Quando as crianças, pais, mães, cuidadores e cuidadoras que vivem em situações de emergência e crise são questionados sobre aquilo que mais precisam, a resposta é, repetidamente, que desejam continuar o seu percurso educativo. Com base na opinião de 8749 crianças, em 17 situações de emergência diferentes - entre conflitos,  crises e desastres prolongados - que participaram em 16 estudos realizados por 8 organizações abrangendo dezassete situações de emergência diferentes, pode dizer-se que 99% das crianças em situações de crise encaram a educação como uma prioridade.

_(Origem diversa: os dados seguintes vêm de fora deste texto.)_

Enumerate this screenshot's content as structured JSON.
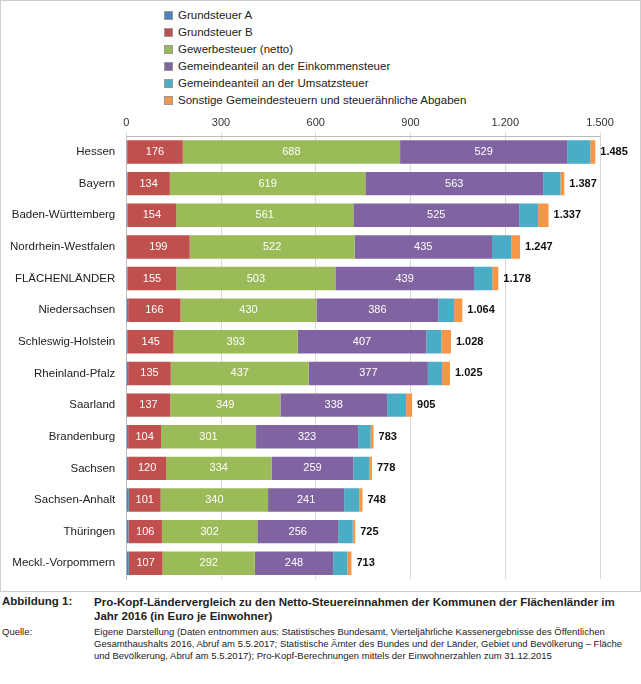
{
  "chart_data": {
    "type": "bar",
    "orientation": "horizontal",
    "stacked": true,
    "grid": true,
    "legend": "top-left",
    "categories": [
      "Hessen",
      "Bayern",
      "Baden-Württemberg",
      "Nordrhein-Westfalen",
      "FLÄCHENLÄNDER",
      "Niedersachsen",
      "Schleswig-Holstein",
      "Rheinland-Pfalz",
      "Saarland",
      "Brandenburg",
      "Sachsen",
      "Sachsen-Anhalt",
      "Thüringen",
      "Meckl.-Vorpommern"
    ],
    "series": [
      {
        "name": "Grundsteuer A",
        "color": "#4f81bd",
        "values": [
          3,
          4,
          4,
          2,
          4,
          6,
          5,
          6,
          2,
          6,
          6,
          8,
          7,
          8
        ]
      },
      {
        "name": "Grundsteuer B",
        "color": "#c0504d",
        "data_labels": true,
        "values": [
          176,
          134,
          154,
          199,
          155,
          166,
          145,
          135,
          137,
          104,
          120,
          101,
          106,
          107
        ]
      },
      {
        "name": "Gewerbesteuer (netto)",
        "color": "#9bbb59",
        "data_labels": true,
        "values": [
          688,
          619,
          561,
          522,
          503,
          430,
          393,
          437,
          349,
          301,
          334,
          340,
          302,
          292
        ]
      },
      {
        "name": "Gemeindeanteil an der Einkommensteuer",
        "color": "#8064a2",
        "data_labels": true,
        "values": [
          529,
          563,
          525,
          435,
          439,
          386,
          407,
          377,
          338,
          323,
          259,
          241,
          256,
          248
        ]
      },
      {
        "name": "Gemeindeanteil an der Umsatzsteuer",
        "color": "#4bacc6",
        "values": [
          73,
          55,
          60,
          62,
          58,
          50,
          48,
          45,
          60,
          40,
          50,
          48,
          46,
          45
        ]
      },
      {
        "name": "Sonstige Gemeindesteuern und steuerähnliche Abgaben",
        "color": "#f79646",
        "values": [
          16,
          12,
          33,
          27,
          19,
          26,
          30,
          25,
          19,
          9,
          9,
          10,
          8,
          13
        ]
      }
    ],
    "totals": [
      1485,
      1387,
      1337,
      1247,
      1178,
      1064,
      1028,
      1025,
      905,
      783,
      778,
      748,
      725,
      713
    ],
    "total_labels": [
      "1.485",
      "1.387",
      "1.337",
      "1.247",
      "1.178",
      "1.064",
      "1.028",
      "1.025",
      "905",
      "783",
      "778",
      "748",
      "725",
      "713"
    ],
    "xlim": [
      0,
      1500
    ],
    "xticks": [
      0,
      300,
      600,
      900,
      {
        "value": 1200,
        "label": "1.200"
      },
      {
        "value": 1500,
        "label": "1.500"
      }
    ]
  },
  "caption": {
    "label": "Abbildung 1:",
    "text": "Pro-Kopf-Ländervergleich zu den Netto-Steuereinnahmen der Kommunen der Flächenländer im Jahr 2016 (in Euro je Einwohner)"
  },
  "source": {
    "label": "Quelle:",
    "text": "Eigene Darstellung (Daten entnommen aus: Statistisches Bundesamt, Vierteljährliche Kassenergebnisse des Öffentlichen Gesamthaushalts 2016, Abruf am 5.5.2017; Statistische Ämter des Bundes und der Länder, Gebiet und Bevölkerung – Fläche und Bevölkerung, Abruf am 5.5.2017); Pro-Kopf-Berechnungen mittels der Einwohnerzahlen zum 31.12.2015"
  }
}
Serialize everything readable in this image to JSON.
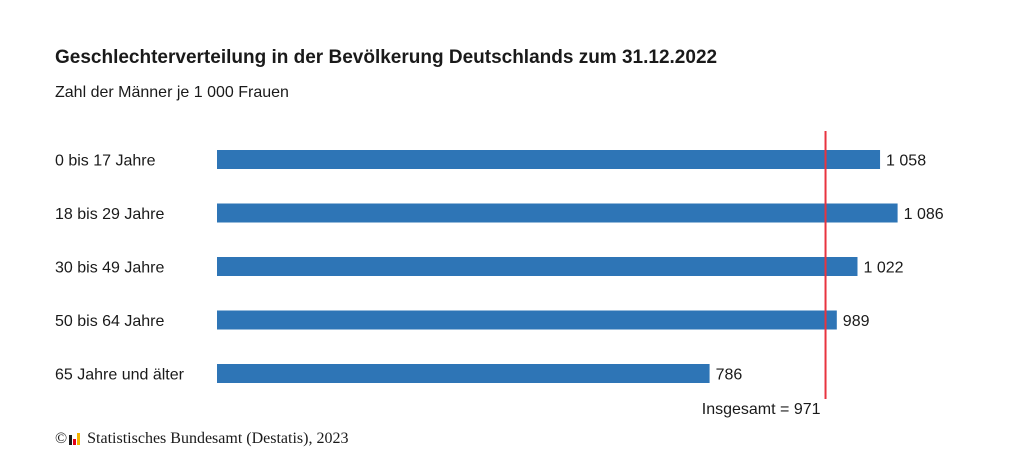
{
  "header": {
    "title": "Geschlechterverteilung in der Bevölkerung Deutschlands zum 31.12.2022",
    "subtitle": "Zahl der Männer je 1 000 Frauen"
  },
  "chart_data": {
    "type": "bar",
    "orientation": "horizontal",
    "categories": [
      "0 bis 17 Jahre",
      "18 bis 29 Jahre",
      "30 bis 49 Jahre",
      "50 bis 64 Jahre",
      "65 Jahre und älter"
    ],
    "values": [
      1058,
      1086,
      1022,
      989,
      786
    ],
    "value_labels": [
      "1 058",
      "1 086",
      "1 022",
      "989",
      "786"
    ],
    "bar_color": "#2e75b6",
    "reference_line": {
      "value": 971,
      "label": "Insgesamt = 971",
      "color": "#e8343f"
    },
    "grid": false,
    "legend": "none"
  },
  "footer": {
    "copyright_symbol": "©",
    "logo_icon": "destatis-logo-icon",
    "source": "Statistisches Bundesamt (Destatis), 2023"
  }
}
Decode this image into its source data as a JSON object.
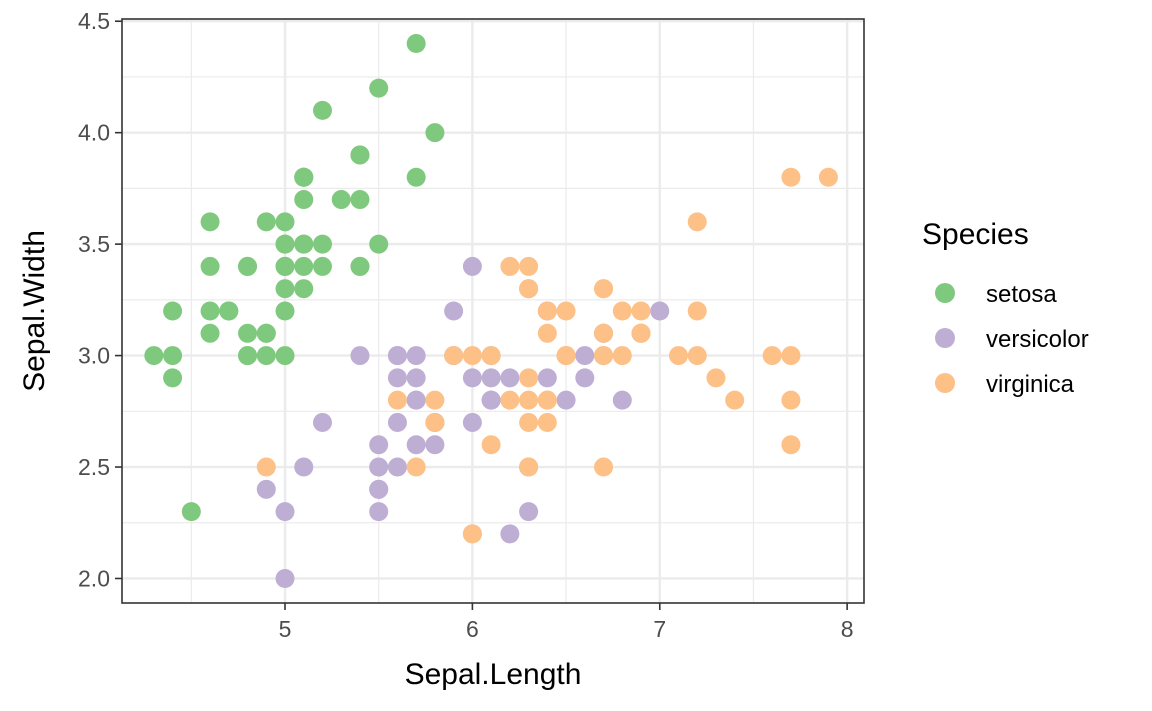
{
  "chart_data": {
    "type": "scatter",
    "xlabel": "Sepal.Length",
    "ylabel": "Sepal.Width",
    "xlim": [
      4.13,
      8.09
    ],
    "ylim": [
      1.89,
      4.51
    ],
    "x_ticks": [
      5,
      6,
      7,
      8
    ],
    "x_minor_ticks": [
      4.5,
      5.5,
      6.5,
      7.5
    ],
    "y_ticks": [
      2.0,
      2.5,
      3.0,
      3.5,
      4.0,
      4.5
    ],
    "y_tick_labels": [
      "2.0",
      "2.5",
      "3.0",
      "3.5",
      "4.0",
      "4.5"
    ],
    "y_minor_ticks": [
      2.25,
      2.75,
      3.25,
      3.75,
      4.25
    ],
    "grid": true,
    "legend": {
      "title": "Species",
      "position": "right"
    },
    "series": [
      {
        "name": "setosa",
        "color": "#7fc97f",
        "points": [
          [
            5.1,
            3.5
          ],
          [
            4.9,
            3.0
          ],
          [
            4.7,
            3.2
          ],
          [
            4.6,
            3.1
          ],
          [
            5.0,
            3.6
          ],
          [
            5.4,
            3.9
          ],
          [
            4.6,
            3.4
          ],
          [
            5.0,
            3.4
          ],
          [
            4.4,
            2.9
          ],
          [
            4.9,
            3.1
          ],
          [
            5.4,
            3.7
          ],
          [
            4.8,
            3.4
          ],
          [
            4.8,
            3.0
          ],
          [
            4.3,
            3.0
          ],
          [
            5.8,
            4.0
          ],
          [
            5.7,
            4.4
          ],
          [
            5.4,
            3.9
          ],
          [
            5.1,
            3.5
          ],
          [
            5.7,
            3.8
          ],
          [
            5.1,
            3.8
          ],
          [
            5.4,
            3.4
          ],
          [
            5.1,
            3.7
          ],
          [
            4.6,
            3.6
          ],
          [
            5.1,
            3.3
          ],
          [
            4.8,
            3.4
          ],
          [
            5.0,
            3.0
          ],
          [
            5.0,
            3.4
          ],
          [
            5.2,
            3.5
          ],
          [
            5.2,
            3.4
          ],
          [
            4.7,
            3.2
          ],
          [
            4.8,
            3.1
          ],
          [
            5.4,
            3.4
          ],
          [
            5.2,
            4.1
          ],
          [
            5.5,
            4.2
          ],
          [
            4.9,
            3.1
          ],
          [
            5.0,
            3.2
          ],
          [
            5.5,
            3.5
          ],
          [
            4.9,
            3.6
          ],
          [
            4.4,
            3.0
          ],
          [
            5.1,
            3.4
          ],
          [
            5.0,
            3.5
          ],
          [
            4.5,
            2.3
          ],
          [
            4.4,
            3.2
          ],
          [
            5.0,
            3.5
          ],
          [
            5.1,
            3.8
          ],
          [
            4.8,
            3.0
          ],
          [
            5.1,
            3.8
          ],
          [
            4.6,
            3.2
          ],
          [
            5.3,
            3.7
          ],
          [
            5.0,
            3.3
          ]
        ]
      },
      {
        "name": "versicolor",
        "color": "#beaed4",
        "points": [
          [
            7.0,
            3.2
          ],
          [
            6.4,
            3.2
          ],
          [
            6.9,
            3.1
          ],
          [
            5.5,
            2.3
          ],
          [
            6.5,
            2.8
          ],
          [
            5.7,
            2.8
          ],
          [
            6.3,
            3.3
          ],
          [
            4.9,
            2.4
          ],
          [
            6.6,
            2.9
          ],
          [
            5.2,
            2.7
          ],
          [
            5.0,
            2.0
          ],
          [
            5.9,
            3.0
          ],
          [
            6.0,
            2.2
          ],
          [
            6.1,
            2.9
          ],
          [
            5.6,
            2.9
          ],
          [
            6.7,
            3.1
          ],
          [
            5.6,
            3.0
          ],
          [
            5.8,
            2.7
          ],
          [
            6.2,
            2.2
          ],
          [
            5.6,
            2.5
          ],
          [
            5.9,
            3.2
          ],
          [
            6.1,
            2.8
          ],
          [
            6.3,
            2.5
          ],
          [
            6.1,
            2.8
          ],
          [
            6.4,
            2.9
          ],
          [
            6.6,
            3.0
          ],
          [
            6.8,
            2.8
          ],
          [
            6.7,
            3.0
          ],
          [
            6.0,
            2.9
          ],
          [
            5.7,
            2.6
          ],
          [
            5.5,
            2.4
          ],
          [
            5.5,
            2.4
          ],
          [
            5.8,
            2.7
          ],
          [
            6.0,
            2.7
          ],
          [
            5.4,
            3.0
          ],
          [
            6.0,
            3.4
          ],
          [
            6.7,
            3.1
          ],
          [
            6.3,
            2.3
          ],
          [
            5.6,
            3.0
          ],
          [
            5.5,
            2.5
          ],
          [
            5.5,
            2.6
          ],
          [
            6.1,
            3.0
          ],
          [
            5.8,
            2.6
          ],
          [
            5.0,
            2.3
          ],
          [
            5.6,
            2.7
          ],
          [
            5.7,
            3.0
          ],
          [
            5.7,
            2.9
          ],
          [
            6.2,
            2.9
          ],
          [
            5.1,
            2.5
          ],
          [
            5.7,
            2.8
          ]
        ]
      },
      {
        "name": "virginica",
        "color": "#fdc086",
        "points": [
          [
            6.3,
            3.3
          ],
          [
            5.8,
            2.7
          ],
          [
            7.1,
            3.0
          ],
          [
            6.3,
            2.9
          ],
          [
            6.5,
            3.0
          ],
          [
            7.6,
            3.0
          ],
          [
            4.9,
            2.5
          ],
          [
            7.3,
            2.9
          ],
          [
            6.7,
            2.5
          ],
          [
            7.2,
            3.6
          ],
          [
            6.5,
            3.2
          ],
          [
            6.4,
            2.7
          ],
          [
            6.8,
            3.0
          ],
          [
            5.7,
            2.5
          ],
          [
            5.8,
            2.8
          ],
          [
            6.4,
            3.2
          ],
          [
            6.5,
            3.0
          ],
          [
            7.7,
            3.8
          ],
          [
            7.7,
            2.6
          ],
          [
            6.0,
            2.2
          ],
          [
            6.9,
            3.2
          ],
          [
            5.6,
            2.8
          ],
          [
            7.7,
            2.8
          ],
          [
            6.3,
            2.7
          ],
          [
            6.7,
            3.3
          ],
          [
            7.2,
            3.2
          ],
          [
            6.2,
            2.8
          ],
          [
            6.1,
            3.0
          ],
          [
            6.4,
            2.8
          ],
          [
            7.2,
            3.0
          ],
          [
            7.4,
            2.8
          ],
          [
            7.9,
            3.8
          ],
          [
            6.4,
            2.8
          ],
          [
            6.3,
            2.8
          ],
          [
            6.1,
            2.6
          ],
          [
            7.7,
            3.0
          ],
          [
            6.3,
            3.4
          ],
          [
            6.4,
            3.1
          ],
          [
            6.0,
            3.0
          ],
          [
            6.9,
            3.1
          ],
          [
            6.7,
            3.1
          ],
          [
            6.9,
            3.1
          ],
          [
            5.8,
            2.7
          ],
          [
            6.8,
            3.2
          ],
          [
            6.7,
            3.3
          ],
          [
            6.7,
            3.0
          ],
          [
            6.3,
            2.5
          ],
          [
            6.5,
            3.0
          ],
          [
            6.2,
            3.4
          ],
          [
            5.9,
            3.0
          ]
        ]
      }
    ]
  }
}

Em oito desses estudos nos quais foram inquiridas 4713 crianças de nove países afetados por situações de emergência, nos quais foi pedido às crianças que classificassem as suas necessidades de acordo com um ordem de prioridade, 38% identificaram a educação como sendo a sua primeira prioridade, e 69% classificaram a educação como estando entre as suas três primeiras prioridades (Save the Children, 2015, Save the Children, 2014).

Curto prazo

Em situações de emergência, a educação salva vidas e é uma componente fundamental das estratégias de proteção da criança. As crianças e jovens que estão fora da escola correm maior risco de violência, violação e recrutamento para grupos violentos, prostituição e outras atividades, muitas vezes criminosas, que constituem uma ameaça à sua vida (NORRAG, 2012). A educação nestes contextos pode também assegurar o acesso das crianças a informação que pode salvar a sua vida, incluindo mecanismos de autoproteção contra abusos sexuais, sensibilização relativamente às minas terrestres, lavagem das mãos e outras competências de sobrevivência necessárias num contexto específico (Universidade de Denver, 2010). É importante ressaltar que disponibilizar educação em situações de emergência sustenta os progressos já feitos por crianças e jovens em fase de escolarização, mantendo os investimentos feitos pelas crianças, pais/mães e comunidades, reduzindo o impacto das interrupções causadas pelas crises.

Longo prazo

A educação não só pode proteger de situações que causam traumas, lesões e, mesmo, a morte no decorrer das crises, mas também protege contra futuras ameaças ao bem-estar e meios de subsistência. A educação permite o regresso às rotinas familiares e incute esperança no futuro, mitigando o impacto psicossocial da violência e da deslocação forçada. Uma educação de boa qualidade disponibilizada durante conflitos pode também combater os factores que estão na origem da violência e promover a inclusão, tolerância, consciência dos direitos humanos e a resolução de conflitos - apoiando os processos a longo prazo de reconstrução e construção da paz (NORRAG, 2015). A educação é fundamental para que crianças e jovens atinjam o seu pleno potencial, ilumina todas as etapas do percurso para uma vida melhor, especialmente no casos das pessoas mais pobres e vulneráveis. A educação empodera as meninas e as jovens, em particular, aumentando as possibilidades de conseguirem trabalho, de se manterem saudáveis e de participarem em pleno na sociedade - e melhora as possibilidades de que os seus filhos e filhas tenham vidas saudáveis (UNESCO, 2013).